Não nos atirem mais fumo para os olhos

A mera hipótese de que não haja responsáveis concretos pela tragédia, e de que tudo não tenha passado de uma lamentável maldade da mãe natureza, é um absurdo.

Deixemo-nos de sonsices. A não ser que em Pedrógão Grande tenha acontecido um fenómeno meteorológico nunca antes visto no planeta Terra – a combustão espontânea e simultânea de duas fileiras de eucaliptos e de duas dezenas de carros –, é evidente, absolutamente óbvio e totalmente cristalino que a morte daquelas 47 pessoas tem responsáveis e que ela representa uma falha gravíssima do Estado para com os seus cidadãos.

Quem são os principais responsáveis por essa falha, ainda não sabemos. Talvez a GNR. Talvez os bombeiros. Talvez a falta de coordenação da Protecção Civil. Talvez a falência do SIRESP. Talvez tudo em simultâneo. Mas se é cedo para dar resposta definitiva a estas dúvidas, já é mais do que tempo para termos esta certeza: a mera hipótese de que não haja responsáveis concretos pela tragédia, e de que tudo não tenha passado de uma lamentável maldade da mãe natureza, é um absurdo, uma inadmissível ofensa à memória de quem foi vítima da mais horrível das mortes, e é tratar por estúpido qualquer português que tenha dois olhos na cara e três neurónios a funcionar.

Quando vemos as imagens dos carros carbonizados e colados uns aos outros, significando que nenhum condutor estava a ver um palmo à frente do nariz; quando vemos a poucos metros da EN236-1 passar o IC8, muito mais largo e arejado, e que estava encerrado ao trânsito; quando vemos que o fogo começou antes das três da tarde e que estas pessoas terão morrido queimadas nos seus carros quatro horas depois; quando vemos tudo isto, não podemos engolir a postura dos paninhos quentes, dos dias de luto passados em pesaroso silêncio ou a reverência acabrunhada dos “afectos”.

Apoiar emocionalmente as pessoas é fantástico. Usar os abraços para desculpar a incompetência é obsceno. É uma vergonha o discurso de Marcelo na noite de sábado (“o que se fez foi o máximo que se poderia ter feito”; “não há nem falta de competência, nem de capacidade, nem de imediata resposta”). É uma vergonha ver os responsáveis pelos bombeiros e pela Protecção Civil andarem a fazer tudo o que podem para desvalorizar a ocorrência de falhas graves e de falta de coordenação. É uma vergonha que se confunda o esforço e a comoção dos vários intervenientes com a competência no desempenho das suas funções.
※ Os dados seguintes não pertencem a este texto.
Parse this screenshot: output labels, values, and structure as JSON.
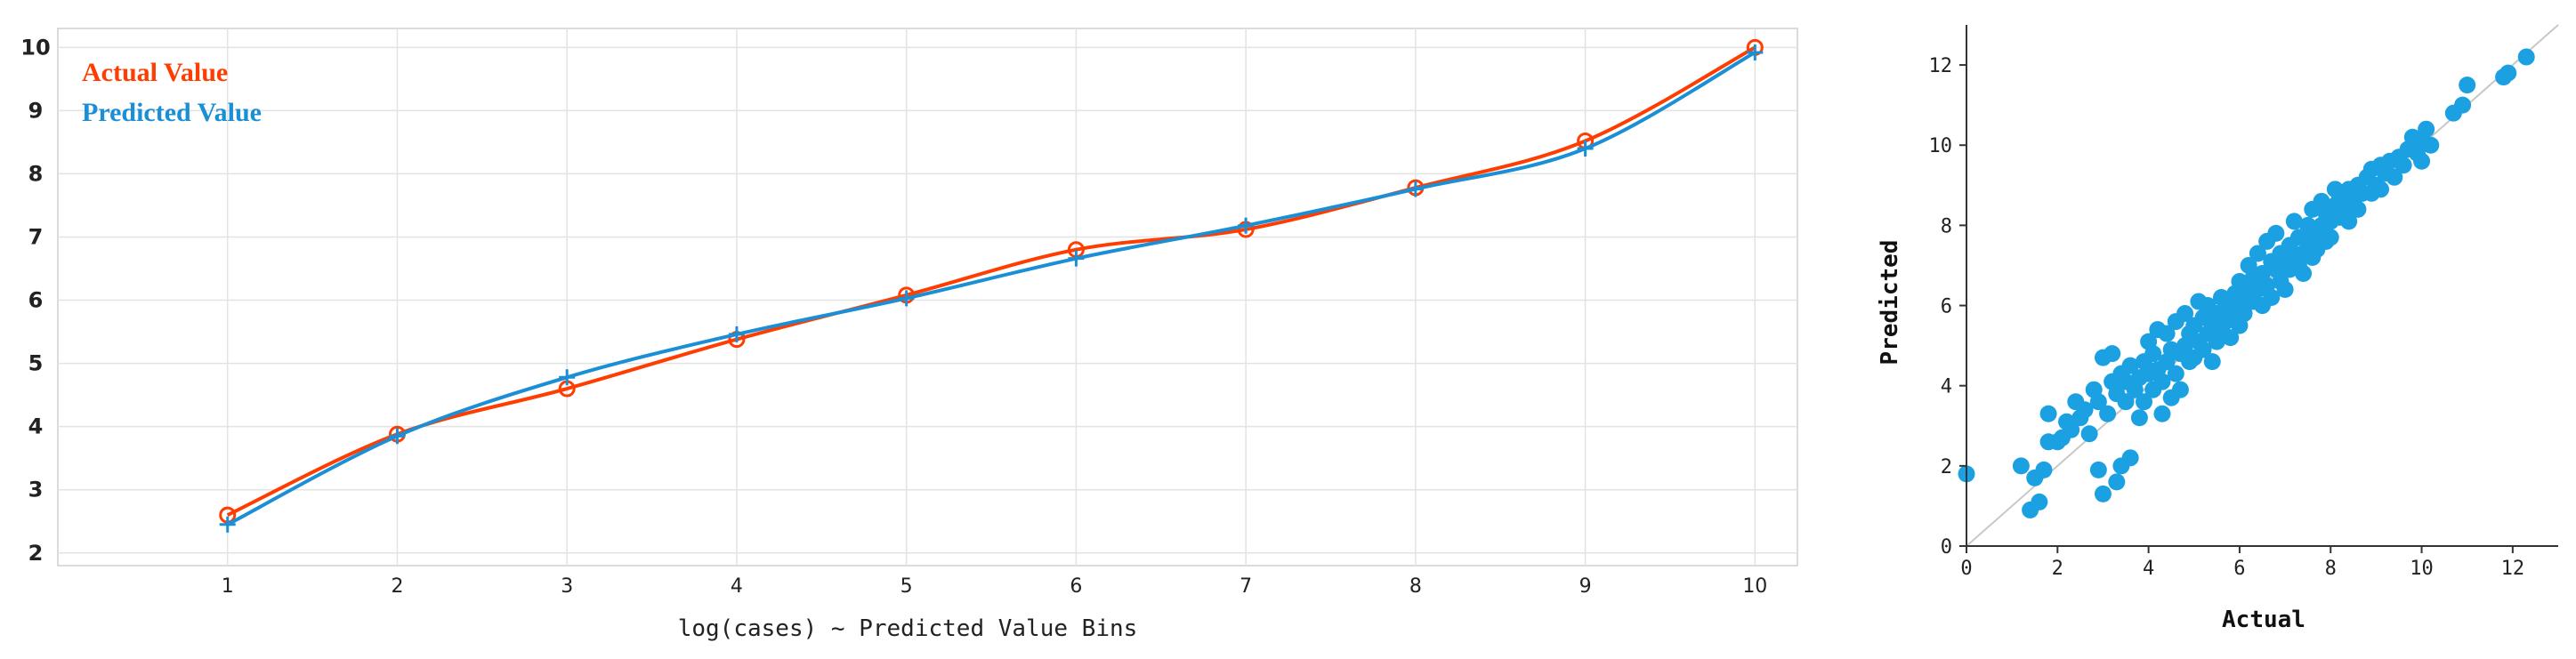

Eu cheguei a ouvir o secretário de Estado da Administração Interna comentar o facto de ele próprio ter salvo a família num incêndio em sua casa na década de 80. Acho óptimo. Mas esse episódio, tal como a eterna presença da ministra da Administração Interna de jaqueta laranja e sapatos ténis, é irrelevante. Mais: tanta presença ministerial cheira a tentativa de controlo político dos danos, mantendo uma vigilância permanente sobre quem deveria estar concentrado a combater o fogo – ou os assaltos, já agora, porque à subvalorização inicial da violência do incêndio seguiu-se a sobrevalorização do seu perigo, evacuando-se dezenas e dezenas de aldeias que foram pasto para assaltantes.

Uma semana depois, já sabemos muito – e o que sabemos não é bom. Tudo indica que a gestão inicial do incêndio tenha sido desastrosa e caótica. E esse caos, nem bombeiros, nem GNR, nem Protecção Civil, nem o Governo, vão ter interesse que seja conhecido na sua inteira extensão. Compete-nos lutar pela verdade. Saber o que realmente se passou na tarde do dia 17 de Junho de 2017 é a dívida que todos temos para com 64 pessoas que foram abandonadas pelo Estado português no momento em que mais precisavam dele.